Provability and the Halting Problem

I’m currently drafting part of my first paper and got onto the topic of provability. I initially found this topic pretty confusing, but I think I have developed a competent enough understanding to put up a quick note here. Where I use the term Turing machine, there is no loss reading this as “computer program”.

Pedantry and Non-Standard Models

First, I’ll try to discharge the pedantry. In the language of the natural numbers, we have the constant symbols \(0\), \(1\) (the additive and multiplicative units), the binary operation symbols \(+\) and \(\times\) (addition and multiplication), the unary function symbol \(s\) (the “successor” function) and the binary relation \(<\). Hence in a strict technical sense, \(1 + 1 = 2\) is not a sentence in the language of arithmetic, since \(2\) is not a symbol in the language. Of course, this is readily resolved by writing \(1 + 1 = s(1)\) or \(1 + 1 = s(s(0))\) instead. This is to say, when we write \(5\) in a “formula in the language of arithmetic”, we will mean \(s(s(s(s(s(0)))))\), but this is a mouthful.
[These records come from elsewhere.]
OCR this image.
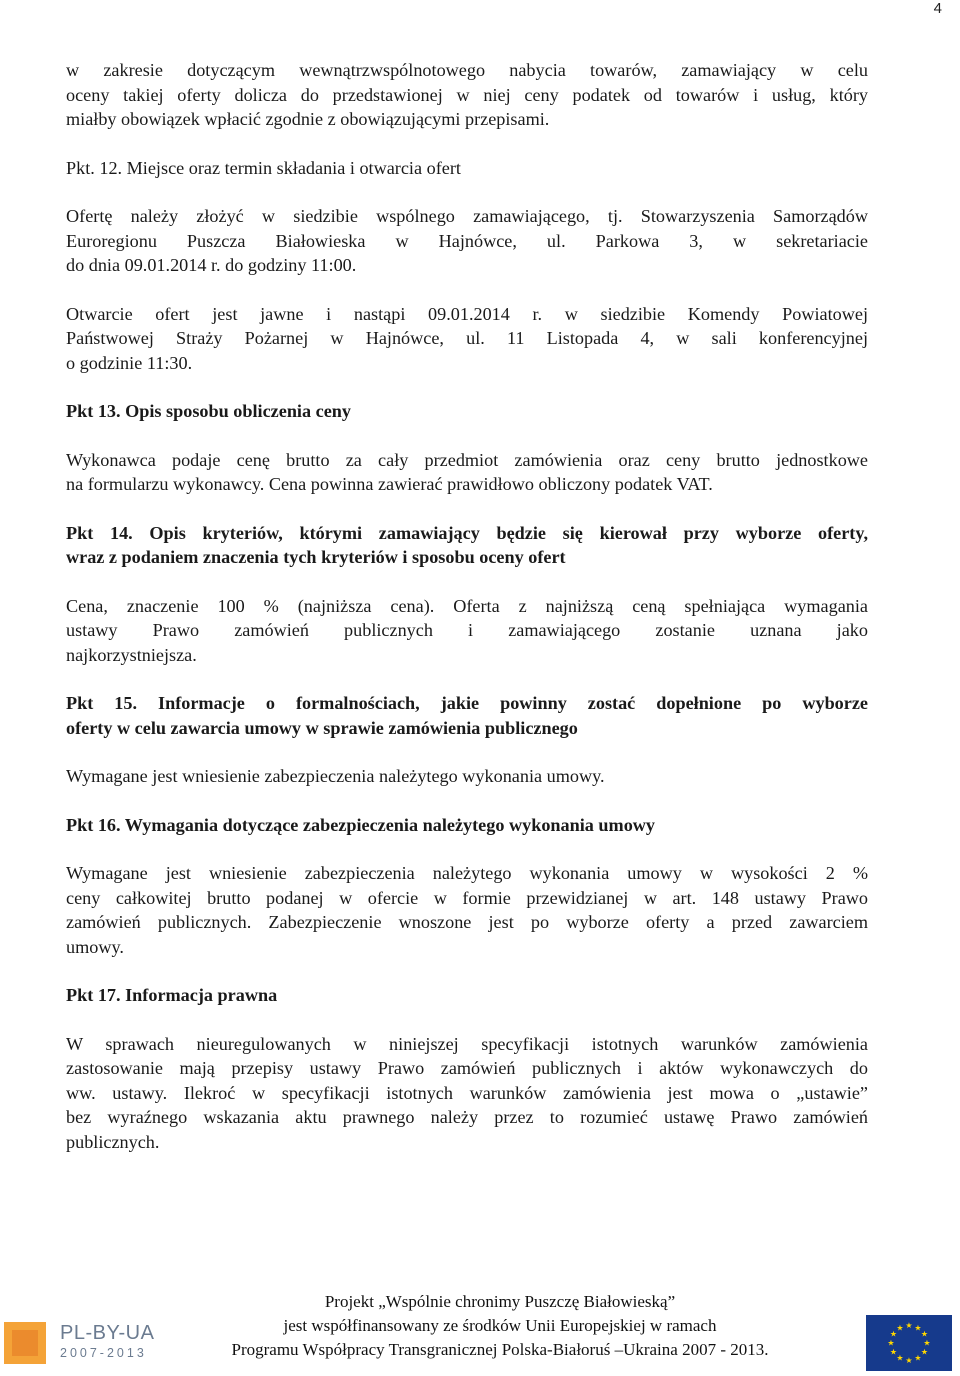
4
w zakresie dotyczącym wewnątrzwspólnotowego nabycia towarów, zamawiający w celu
oceny takiej oferty dolicza do przedstawionej w niej ceny podatek od towarów i usług, który
miałby obowiązek wpłacić zgodnie z obowiązującymi przepisami.
Pkt. 12. Miejsce oraz termin składania i otwarcia ofert
Ofertę należy złożyć w siedzibie wspólnego zamawiającego, tj. Stowarzyszenia Samorządów
Euroregionu Puszcza Białowieska w Hajnówce, ul. Parkowa 3, w sekretariacie
do dnia 09.01.2014 r. do godziny 11:00.
Otwarcie ofert jest jawne i nastąpi 09.01.2014 r. w siedzibie Komendy Powiatowej
Państwowej Straży Pożarnej w Hajnówce, ul. 11 Listopada 4, w sali konferencyjnej
o godzinie 11:30.
Pkt 13. Opis sposobu obliczenia ceny
Wykonawca podaje cenę brutto za cały przedmiot zamówienia oraz ceny brutto jednostkowe
na formularzu wykonawcy. Cena powinna zawierać prawidłowo obliczony podatek VAT.
Pkt 14. Opis kryteriów, którymi zamawiający będzie się kierował przy wyborze oferty,
wraz z podaniem znaczenia tych kryteriów i sposobu oceny ofert
Cena, znaczenie 100 % (najniższa cena). Oferta z najniższą ceną spełniająca wymagania
ustawy Prawo zamówień publicznych i zamawiającego zostanie uznana jako
najkorzystniejsza.
Pkt 15. Informacje o formalnościach, jakie powinny zostać dopełnione po wyborze
oferty w celu zawarcia umowy w sprawie zamówienia publicznego
Wymagane jest wniesienie zabezpieczenia należytego wykonania umowy.
Pkt 16. Wymagania dotyczące zabezpieczenia należytego wykonania umowy
Wymagane jest wniesienie zabezpieczenia należytego wykonania umowy w wysokości 2 %
ceny całkowitej brutto podanej w ofercie w formie przewidzianej w art. 148 ustawy Prawo
zamówień publicznych. Zabezpieczenie wnoszone jest po wyborze oferty a przed zawarciem
umowy.
Pkt 17. Informacja prawna
W sprawach nieuregulowanych w niniejszej specyfikacji istotnych warunków zamówienia
zastosowanie mają przepisy ustawy Prawo zamówień publicznych i aktów wykonawczych do
ww. ustawy. Ilekroć w specyfikacji istotnych warunków zamówienia jest mowa o „ustawie”
bez wyraźnego wskazania aktu prawnego należy przez to rozumieć ustawę Prawo zamówień
publicznych.
PL-BY-UA
2007-2013
Projekt „Wspólnie chronimy Puszczę Białowieską”
jest współfinansowany ze środków Unii Europejskiej w ramach
Programu Współpracy Transgranicznej Polska-Białoruś –Ukraina 2007 - 2013.
★ ★
★
★
★
★
★
★
★
★
★
★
We introduce “Peano arithmetic” as the standard axioms of arithmetic. None of these will be a surprise, so we omit them – for example commutativity of addition/multiplication, associativity, and so on are all specified as axioms. The “standard model” of Peano arithmetic is the natural numbers \(0, 1, \ldots\) as intuitively understood. Of course, the intuitive notion of a “natural number” and of arithmetic is not immediately translated into formalism. ZFC proves the existence of a “smallest inductive set”, denoted \(\omega\), which is understood as playing the role of the natural numbers. Typically we will assume that ZFC is consistent, grab a model we like (whose arithmetic coincides with our intuitive notion), and take its \(\omega\) as our natural numbers. Hence “standardness” is a relative notion, dependent on our choice of “standard model”.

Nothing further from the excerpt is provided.